Hematin-induced fluorescence quenching of boron-doped graphene quantum dots (BGQDs) allows for determination of hematin concentration in human erythrocytes with no need for separating hematin from hemoglobin before performing the assay. The BGQDs are made by oxidizing a graphite anode by holding the voltage between a graphite rod and a Pt cathode at 3 V for 2 h in an aqueous borax solution at pH 7; then, the borate solution was filtered with BGQDs, and the borate was dialyzed from the filtrate, leaving a solution of BGQDs in water. The fluorescence intensity of BGQDs is measurable in real time, and its quenching is very sensitive to the concentration of hematin in the system but not to other coexisting biological substances.
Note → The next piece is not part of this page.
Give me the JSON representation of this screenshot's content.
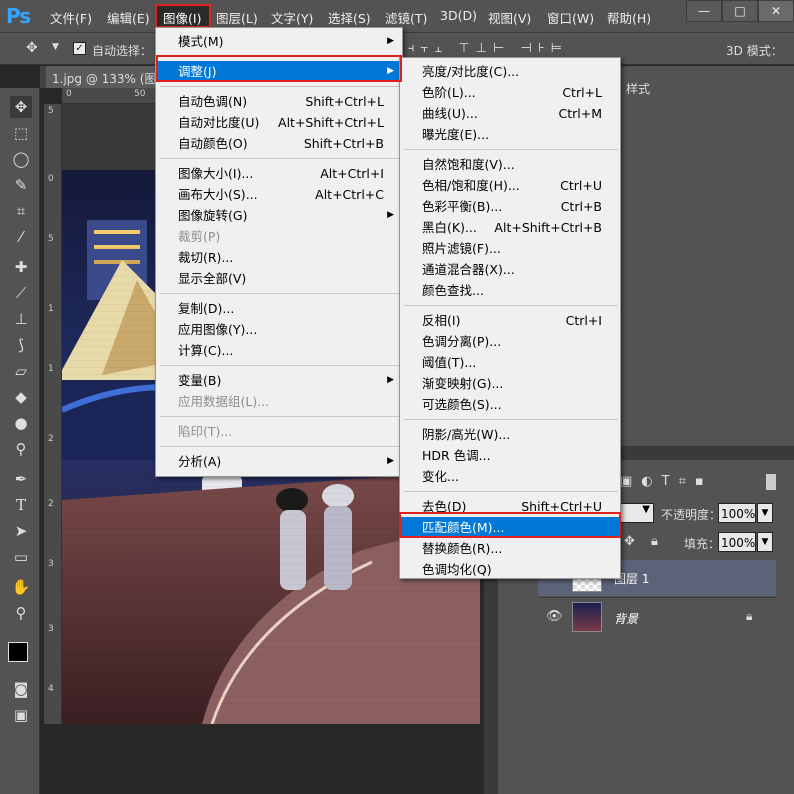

The analytical signal is defined as ΔF = 1 - F/F0, where F0 and F are the fluorescence intensities of the BGQDs before and after interaction with hematin, respectively. There is a good linear relationship between ΔF and hematin concentration, ranging from 0.01 to 0.92 μM, with the limit of detection (LOD) being ∼0.005 ± 0.001 μM at a signal-to-noise ratio of 3. This new method is sensitive, label-free, simple, and inexpensive, and many tedious procedures related to sample separation and preparation can be omitted, implying that this method has potential for applications in clinical examinations and disease diagnoses. For example, the determination of the hematin levels in two kind of red blood cell samples, healthy human and sickle cell erythrocytes, gives average concentrations of hematin of ∼(23.1 ± 4.9) μM (average of five samples) for healthy red cell cytosols and ∼(52.5 ± 9.5) μM (average of two samples) for sickle red cell cytosols.